Quando per Meloni il Jobs act era “carta buona per le pizze”
Chissà se si ricorda, Giorgia Meloni, di quando definiva il Jobs Act “carta buona per incartare le pizze”, lamentandosi con l’allora governo Renzi perché non accettava correttivi allo sciagurato piano per il lavoro che la propaganda del Giglio magico raccontava, capace di eliminare storture e precarietà. Dieci anni dopo, il precariato è diventato elemento strutturale del Paese – il 30% della forza lavoro ha contratti a termine o part time, quest’ultimo spesso involontario – e la concorrenza si gioca sul mercato del ribasso, costringendo chi lavora in condizioni di perenne ricattabilità e chi fa onestamente imprenditoria a sentirsi fesso, perché immolato a regole, etica e considerazioni di competitività fuori moda, benché secondo ogni analisi empirica determinanti anche per il successo aziendale.
Se la presidente del Consiglio trovasse il tempo per incontrarlo, il segretario della Cgil potrebbe forse ricordarglielo, sottraendo così i referendum dell’8 e 9 giugno su cinque questioni fondamentali – quattro quesiti per rimediare ai macroscopici errori della riforma renziana, l’ultimo per cambiare le norme sulla cittadinanza per stranieri regolari, riportando linfa vitale nell’Italia incanutita dell’inverno demografico che tanto preoccupa il governo – alla battaglia politica di piccolissimo cabotaggio. Perché va bene annunciare con berlusconiana grandeur un milione di posti di lavoro creati, e un impegno per promuovere la sicurezza snocciolando cifre roboanti, chiedendo “concertazione” e ignorando al contempo ostinatamente una piattaforma unitaria dei sindacati depositata da tre anni, ma furbizia politica suggerirebbe invece di non trascurare le categorie di elettori che costituiscono l’ossatura produttiva, e di consenso, del Paese.
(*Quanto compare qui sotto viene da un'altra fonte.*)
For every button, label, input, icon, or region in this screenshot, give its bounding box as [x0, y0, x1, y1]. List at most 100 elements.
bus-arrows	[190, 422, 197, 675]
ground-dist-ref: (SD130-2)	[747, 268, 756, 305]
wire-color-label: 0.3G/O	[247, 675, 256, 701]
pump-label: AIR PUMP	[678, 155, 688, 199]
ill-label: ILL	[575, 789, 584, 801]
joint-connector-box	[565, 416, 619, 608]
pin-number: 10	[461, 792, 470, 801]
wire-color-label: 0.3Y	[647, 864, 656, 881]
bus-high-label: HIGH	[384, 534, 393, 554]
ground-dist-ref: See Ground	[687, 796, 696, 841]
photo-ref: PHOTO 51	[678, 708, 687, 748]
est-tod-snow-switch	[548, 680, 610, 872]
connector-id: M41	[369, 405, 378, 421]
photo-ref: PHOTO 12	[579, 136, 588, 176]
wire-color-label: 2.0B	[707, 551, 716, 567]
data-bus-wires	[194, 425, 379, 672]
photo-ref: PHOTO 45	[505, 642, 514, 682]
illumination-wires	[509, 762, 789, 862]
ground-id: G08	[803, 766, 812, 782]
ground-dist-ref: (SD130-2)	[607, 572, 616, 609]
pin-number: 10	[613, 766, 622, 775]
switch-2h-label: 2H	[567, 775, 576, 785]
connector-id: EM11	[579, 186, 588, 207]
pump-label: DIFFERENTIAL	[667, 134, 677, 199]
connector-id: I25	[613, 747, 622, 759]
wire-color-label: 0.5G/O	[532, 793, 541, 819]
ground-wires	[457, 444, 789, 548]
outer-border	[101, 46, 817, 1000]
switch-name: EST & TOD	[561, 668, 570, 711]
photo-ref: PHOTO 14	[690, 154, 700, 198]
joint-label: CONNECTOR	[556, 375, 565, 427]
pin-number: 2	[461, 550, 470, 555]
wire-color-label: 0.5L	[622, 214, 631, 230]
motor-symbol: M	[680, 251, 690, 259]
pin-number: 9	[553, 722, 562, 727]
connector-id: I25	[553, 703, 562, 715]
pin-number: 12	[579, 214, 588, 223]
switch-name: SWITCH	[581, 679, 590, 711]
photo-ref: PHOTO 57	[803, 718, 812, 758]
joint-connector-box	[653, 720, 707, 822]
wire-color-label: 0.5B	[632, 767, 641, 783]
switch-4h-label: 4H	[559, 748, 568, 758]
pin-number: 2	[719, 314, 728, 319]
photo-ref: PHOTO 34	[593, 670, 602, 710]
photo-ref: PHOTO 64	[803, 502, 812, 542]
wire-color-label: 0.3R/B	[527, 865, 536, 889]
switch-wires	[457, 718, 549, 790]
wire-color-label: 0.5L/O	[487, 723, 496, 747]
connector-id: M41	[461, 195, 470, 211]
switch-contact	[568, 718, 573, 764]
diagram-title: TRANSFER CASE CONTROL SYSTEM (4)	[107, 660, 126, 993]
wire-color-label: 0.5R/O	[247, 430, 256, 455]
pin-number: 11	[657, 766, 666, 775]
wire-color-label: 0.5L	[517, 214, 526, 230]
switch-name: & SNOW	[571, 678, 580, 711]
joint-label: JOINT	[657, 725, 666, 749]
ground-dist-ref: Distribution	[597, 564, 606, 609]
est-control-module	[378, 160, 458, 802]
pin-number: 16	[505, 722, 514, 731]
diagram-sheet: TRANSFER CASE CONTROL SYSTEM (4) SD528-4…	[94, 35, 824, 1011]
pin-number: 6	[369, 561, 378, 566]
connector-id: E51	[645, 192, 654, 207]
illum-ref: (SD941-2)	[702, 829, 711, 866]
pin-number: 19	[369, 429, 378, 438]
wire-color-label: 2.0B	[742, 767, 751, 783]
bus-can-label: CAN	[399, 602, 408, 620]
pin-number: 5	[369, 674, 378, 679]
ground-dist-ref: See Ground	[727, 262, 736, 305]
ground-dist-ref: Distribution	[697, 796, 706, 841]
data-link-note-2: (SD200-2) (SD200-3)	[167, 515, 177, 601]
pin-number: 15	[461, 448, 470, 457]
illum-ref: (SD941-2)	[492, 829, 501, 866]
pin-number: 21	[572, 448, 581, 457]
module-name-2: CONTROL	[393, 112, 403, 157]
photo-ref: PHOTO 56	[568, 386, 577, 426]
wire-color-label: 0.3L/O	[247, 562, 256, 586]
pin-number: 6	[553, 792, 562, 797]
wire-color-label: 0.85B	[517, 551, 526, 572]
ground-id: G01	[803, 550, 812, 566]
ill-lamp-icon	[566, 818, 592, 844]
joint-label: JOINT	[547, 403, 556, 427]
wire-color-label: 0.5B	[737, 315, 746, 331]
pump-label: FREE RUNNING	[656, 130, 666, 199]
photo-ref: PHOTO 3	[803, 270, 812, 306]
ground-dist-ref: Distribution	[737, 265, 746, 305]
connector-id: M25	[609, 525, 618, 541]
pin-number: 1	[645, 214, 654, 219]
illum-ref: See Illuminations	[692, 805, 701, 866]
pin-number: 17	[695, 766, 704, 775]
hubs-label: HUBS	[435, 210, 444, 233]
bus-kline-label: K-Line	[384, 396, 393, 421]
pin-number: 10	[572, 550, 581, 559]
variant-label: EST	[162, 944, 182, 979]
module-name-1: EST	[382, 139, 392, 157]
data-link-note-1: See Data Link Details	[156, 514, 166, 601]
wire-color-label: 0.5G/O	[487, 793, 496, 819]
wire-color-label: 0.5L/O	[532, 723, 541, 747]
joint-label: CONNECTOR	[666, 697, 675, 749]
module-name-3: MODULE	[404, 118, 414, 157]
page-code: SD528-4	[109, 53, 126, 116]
E se Confindustria ha recentemente denunciato la mancanza di politiche serie per le imprese, è difficile non solidarizzare con quei capi azienda che, a dispetto di bollette energetiche impossibili e un costo del lavoro ben più alto di quello delle rendite, ancora provano a miscelare competenze, creatività, saper fare e correttezza – tutti valori a cui si rifà pienamente, almeno a parole, la destra di governo – per contrastare un crollo della produzione che dura da 25 mesi, ossia più di due anni, pressappoco la durata dell’attuale esecutivo, a dispetto delle migliori intenzioni dell’esecutivo stesso. “Non disturbiamo chi fa”, come ebbe a dire la presidente del Consiglio fin dal discorso di insediamento, può essere una indicazione soltanto aggiungendo “bene” alla fine della frase: chi non licenzia senza giusta causa; chi ha orizzonti strategici e punta sui lavoratori per realizzarli, senza tenerli sulla graticola e senza cambiarli come cleenex, avvalorandone cioè la formazione; chi non accetta infine l’idea che ogni giorno tre persone escano di casa per andare a guadagnarsi la vita e non tornino indietro, in un’emergenza drammatica denunciata sia dal presidente Mattarella sia dalla premier Meloni. Chi, insomma, si comporta con correttezza ma anche con lungimiranza, pensando al proprio successo nonché a quello altrui, contribuendo fattivamente proprio alla rinascita del Paese di cui sono farciti i discorsi ufficiali.
Dovrebbe essere orgogliosa di sé, Giorgia Meloni, nel constatare quanto avesse ragione su quella “carta da pizza” e sugli effetti che avrebbe prodotto. E siccome alla “esistenza di lavoratori di serie A e di serie B” che al tempo l’affliggeva oggi deve aggiungere la preoccupazione per un tessuto imprenditoriale che vuole sano e giustamente competitivo, siamo certi che diventerà prima testimonial in favore di referendum cruciali per l’Italia che vuole costruire. E sui quali invece inspiegabilmente il suo partito ha scelto l’astensione.